As there is a single exon duplication, during the PCR reaction the two exons can hybridize to the ‘wrong’ counterpart, duplicated to original and vice versa. This can lead to there seemingly being no duplication. Due to wobbles, this is not very efficiently amplified.

However, we found already in our 2007 paper that there were normal transcripts detected for the duplicated patients with (in our hands) no detectable dystrophin. It is possible that this is playing a role here as well, and therefore I do not fully trust the exon skipping levels.

What I trust are the dystrophin restoration data: it is clear dystrophin is increased in each case and this seems to be more efficient than for deletions (note that patient 1 was golodirsen and patients 2 and 3 were casimersen treated: deletions have ~1% dystrophin after 1 year).

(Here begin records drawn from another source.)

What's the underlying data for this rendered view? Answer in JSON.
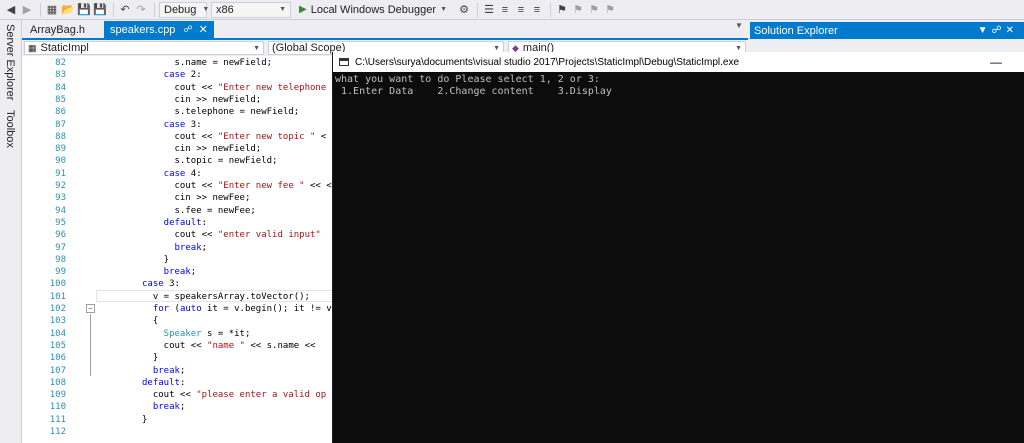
{
  "toolbar": {
    "config": "Debug",
    "platform": "x86",
    "run_label": "Local Windows Debugger"
  },
  "left_rail": {
    "server_explorer": "Server Explorer",
    "toolbox": "Toolbox"
  },
  "tabs": [
    {
      "label": "ArrayBag.h",
      "active": false
    },
    {
      "label": "speakers.cpp",
      "active": true
    }
  ],
  "nav_bar": {
    "project": "StaticImpl",
    "scope": "(Global Scope)",
    "member": "main()"
  },
  "editor": {
    "line_numbers": [
      "82",
      "83",
      "84",
      "85",
      "86",
      "87",
      "88",
      "89",
      "90",
      "91",
      "92",
      "93",
      "94",
      "95",
      "96",
      "97",
      "98",
      "99",
      "100",
      "101",
      "102",
      "103",
      "104",
      "105",
      "106",
      "107",
      "108",
      "109",
      "110",
      "111",
      "112"
    ],
    "lines": [
      "s.name = newField;",
      "case 2:",
      "cout << \"Enter new telephone",
      "cin >> newField;",
      "s.telephone = newField;",
      "case 3:",
      "cout << \"Enter new topic \" <",
      "cin >> newField;",
      "s.topic = newField;",
      "case 4:",
      "cout << \"Enter new fee \" << <",
      "cin >> newFee;",
      "s.fee = newFee;",
      "default:",
      "cout << \"enter valid input\"",
      "break;",
      "}",
      "break;",
      "case 3:",
      "v = speakersArray.toVector();",
      "for (auto it = v.begin(); it != v",
      "{",
      "Speaker s = *it;",
      "cout << \"name \" << s.name <<",
      "}",
      "break;",
      "default:",
      "cout << \"please enter a valid op",
      "break;",
      "}",
      ""
    ]
  },
  "console": {
    "title": "C:\\Users\\surya\\documents\\visual studio 2017\\Projects\\StaticImpl\\Debug\\StaticImpl.exe",
    "line1": "what you want to do Please select 1, 2 or 3:",
    "line2": " 1.Enter Data    2.Change content    3.Display"
  },
  "solution_explorer": {
    "title": "Solution Explorer"
  },
  "colors": {
    "accent": "#007acc",
    "console_bg": "#0c0c0c",
    "console_text": "#c0c0c0",
    "keyword": "#0000ff",
    "string": "#a31515",
    "line_number": "#2b91af"
  }
}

This can be because the ASOs can skip either the original or duplicated exon (with deletions they have only one target). Furthermore, the restored dystrophin is full-length so probably more stable than the Becker-type dystrophins produced for patients with a deletion.

Authors discuss that patient 2 was the only ambulant, younger patient, and he appears to show the least dystrophin. They speculate this might be due to muscle turnover being higher as he is younger and growing. It might also be variability (difficult with n=3).

As this is an open label study with only three patients, it is impossible to draw conclusions at a functional level. However, it is clear that exon skipping can restore dystrophin for single exon duplications so these can be included in the trials and the label.

Kudos to the authors and Sarepta for coordinating and facilitating this trial. Even though it applies to a very small group of patients, it is important data to this small group.